Friday, May 25, 2012

Echo Glen Lake

Not many people know that there was a beautiful lake right in the center of River Vale. It was created by the Holdrum family by constructing a dam that blocked the little stream that presently runs under River Vale Road about 200 feet north of the police station. The lake covered the area from the present DPW garage north to the base of the hill where the Holdrum Estate stood. It went eastward about 400 feet to where the broken dam still stands. It went westward for probably 1500 feet or more and on the West side of River Vale Road. It was quite wide in some places. On a weekend you would see a crowd of people fishing off the bridge on both sides of River Vale Road. A crowd in those days meant 8 or 10 people. This lake was directly across Echo Glen Road from my home and I spent many, many hours playing along the grassy shore of this wonderful lake.

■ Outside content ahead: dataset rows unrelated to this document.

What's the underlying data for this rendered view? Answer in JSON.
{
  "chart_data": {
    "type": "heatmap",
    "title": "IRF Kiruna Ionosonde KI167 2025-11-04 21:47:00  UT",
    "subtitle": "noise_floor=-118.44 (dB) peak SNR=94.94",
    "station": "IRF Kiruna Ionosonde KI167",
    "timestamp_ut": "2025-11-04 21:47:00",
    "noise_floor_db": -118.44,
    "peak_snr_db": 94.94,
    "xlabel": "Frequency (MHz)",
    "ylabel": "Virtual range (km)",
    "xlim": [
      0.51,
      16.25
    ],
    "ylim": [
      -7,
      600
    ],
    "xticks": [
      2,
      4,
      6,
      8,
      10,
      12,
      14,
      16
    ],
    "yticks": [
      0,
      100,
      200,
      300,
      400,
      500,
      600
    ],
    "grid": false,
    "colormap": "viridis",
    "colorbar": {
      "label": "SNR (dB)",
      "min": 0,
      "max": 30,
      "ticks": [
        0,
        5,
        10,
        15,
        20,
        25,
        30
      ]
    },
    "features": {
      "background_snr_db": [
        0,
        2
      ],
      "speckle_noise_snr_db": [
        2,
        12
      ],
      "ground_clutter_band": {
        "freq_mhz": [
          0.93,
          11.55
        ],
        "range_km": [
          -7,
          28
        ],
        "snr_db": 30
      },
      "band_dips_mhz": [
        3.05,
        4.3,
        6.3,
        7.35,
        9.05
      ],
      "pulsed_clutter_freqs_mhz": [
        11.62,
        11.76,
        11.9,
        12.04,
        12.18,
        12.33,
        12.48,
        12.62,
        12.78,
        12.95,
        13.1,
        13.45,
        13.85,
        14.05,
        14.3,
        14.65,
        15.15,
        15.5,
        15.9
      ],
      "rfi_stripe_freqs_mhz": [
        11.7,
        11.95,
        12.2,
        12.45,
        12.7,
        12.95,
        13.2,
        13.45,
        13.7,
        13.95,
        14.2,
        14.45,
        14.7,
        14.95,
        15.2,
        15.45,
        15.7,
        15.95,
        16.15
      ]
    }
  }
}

During the winter this place attracted even more people than in the summer. There was no television with which to watch football or things like that on a Sunday afternoon, so people headed out to various ponds in the area to go ice skating. Occasionally, an ice boat would show up on "our" lake as the lake was long enough for an ice boat to get moving. Saturdays and Sundays would bring dozens of people onto the lake and a couple of bonfires would be started so the skaters could take a time out and get warmed up. As I remember, I would spend more time playing with the fire than I would playing on the ice.

Echo Glen Lake
At left is a picture of Echo Glen Lake looking south from the front lawn of the Holdrum Estate. The two buildings are a rear view of the Holdrum ice houses. To the right of this, behind the old car would be the site of the present day police station and DPW garage. The row of trees further to the right would follow the path of River Vale Road going south. I don't know when this picture was taken. My guess is that it was the late 20's. The forward two people in the canoe are my father, Roy Secor, and my uncle, Harold Riedel, the other two I cannot identify.